In this case, Eric Thompson and his fiancée, Miriam Regalado, were both employed by North American Stainless. Three weeks after receiving notice that Regalado had filed a charge of discrimination with the Equal Employment Opportunity Commission (“EEOC”), the company fired Thompson for alleged performance-based problems. Thompson filed his own EEOC charge and later sued the company, claiming that he had been fired in retaliation for his fiancée’s EEOC charge. The lower federal courts held that the anti-retaliation provisions of Title VII did not protect Thompson because he did not personally engage in protected activity on his own behalf or on behalf of his fiancée.

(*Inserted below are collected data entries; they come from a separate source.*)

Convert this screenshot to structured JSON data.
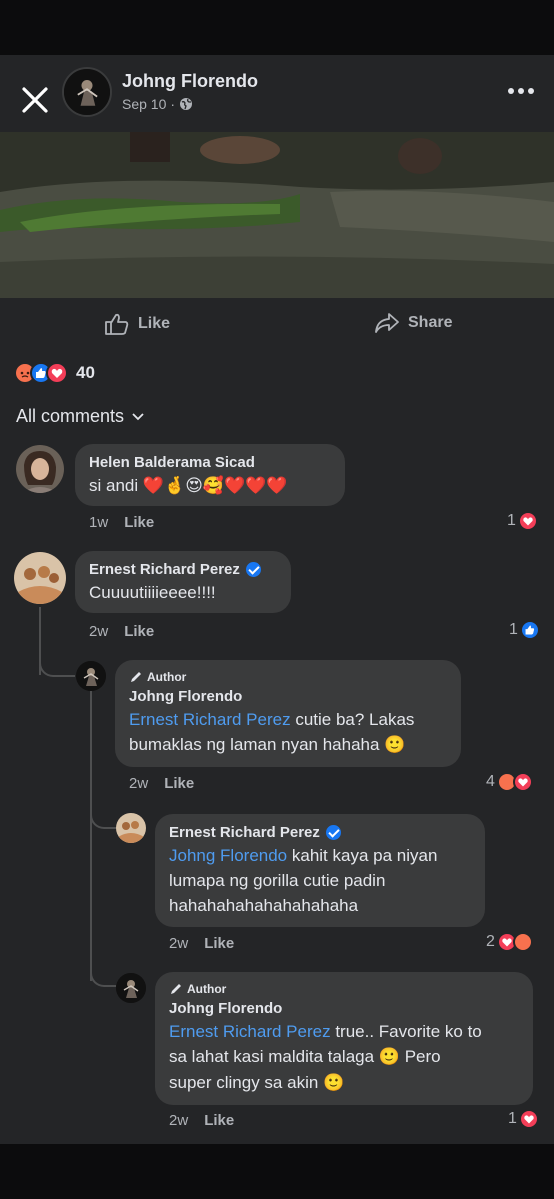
{
  "post": {
    "author": "Johng Florendo",
    "date": "Sep 10",
    "date_separator": "·"
  },
  "actions": {
    "like": "Like",
    "share": "Share"
  },
  "reactions": {
    "count": "40",
    "icons": [
      "angry",
      "like",
      "love"
    ]
  },
  "comments_sort": "All comments",
  "comments": [
    {
      "name": "Helen Balderama Sicad",
      "text": "si andi",
      "emoji": "❤️🤞😍🥰❤️❤️❤️",
      "time": "1w",
      "like": "Like",
      "reaction_count": "1",
      "reaction_icons": [
        "love"
      ]
    },
    {
      "name": "Ernest Richard Perez",
      "verified": true,
      "text": "Cuuuutiiiieeee!!!!",
      "time": "2w",
      "like": "Like",
      "reaction_count": "1",
      "reaction_icons": [
        "like"
      ],
      "replies": [
        {
          "author_tag": "Author",
          "name": "Johng Florendo",
          "mention": "Ernest Richard Perez",
          "text_line1": "cutie ba? Lakas",
          "text_line2": "bumaklas ng laman nyan hahaha",
          "emoji": "🙂",
          "time": "2w",
          "like": "Like",
          "reaction_count": "4",
          "reaction_icons": [
            "angry",
            "love"
          ]
        },
        {
          "name": "Ernest Richard Perez",
          "verified": true,
          "mention": "Johng Florendo",
          "text_line1": "kahit kaya pa niyan",
          "text_line2": "lumapa ng gorilla cutie padin",
          "text_line3": "hahahahahahahahahaha",
          "time": "2w",
          "like": "Like",
          "reaction_count": "2",
          "reaction_icons": [
            "love",
            "angry"
          ]
        },
        {
          "author_tag": "Author",
          "name": "Johng Florendo",
          "mention": "Ernest Richard Perez",
          "text_line1": "true.. Favorite ko to",
          "text_line2": "sa lahat kasi maldita talaga",
          "text_line2_emoji": "🙂",
          "text_line2b": "Pero",
          "text_line3": "super clingy sa akin",
          "text_line3_emoji": "🙂",
          "time": "2w",
          "like": "Like",
          "reaction_count": "1",
          "reaction_icons": [
            "love"
          ]
        }
      ]
    }
  ],
  "colors": {
    "background": "#242527",
    "bubble": "#3a3b3c",
    "mention": "#4f9cf0",
    "like_blue": "#1877f2",
    "love_red": "#f33e58",
    "angry_orange": "#f7714e"
  }
}
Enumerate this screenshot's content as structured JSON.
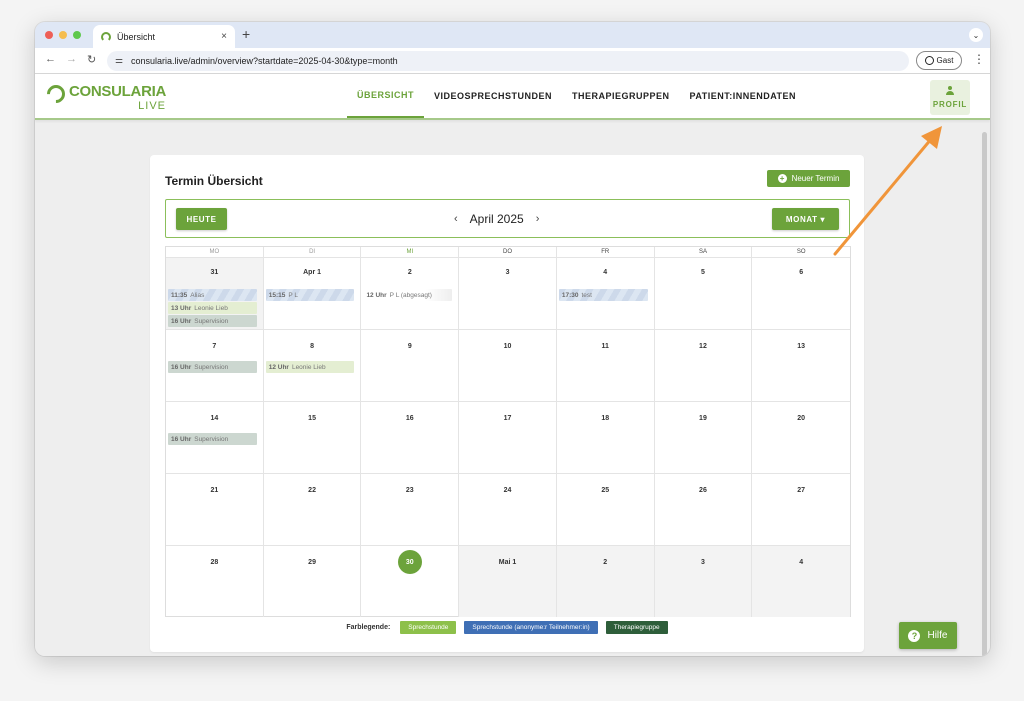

The Supreme Court reversed the Sixth Circuits decision, finding that the anti-retaliation provisions of Title VII must be construed broadly to encompass any employer action that might dissuade a reasonable worker from making or supporting a charge of discrimination. Clearly, an employee might be discouraged from making a charge of discrimination if she knew that her fiancé would be fired!

The Court refused to identify a fixed class of relationships for which third-party reprisals are unlawful but it noted that firing a close family member will likely fall within Title VII’s anti–retaliatory protections but that “a milder reprisal on a mere acquaintance “ will not.

New Jersey employers and employees should take notice of this ruling because protection from retaliation is equally broad under the New Jersey Law Against Discrimination (NJLAD). Moreover, New Jersey courts generally look to Title VII for guidance in interpreting the NJLAD. An employee may have a cause of action for retaliation where he or she is closely associated with someone who has engaged in a protected activity and should consult a competent employment attorney for guidance.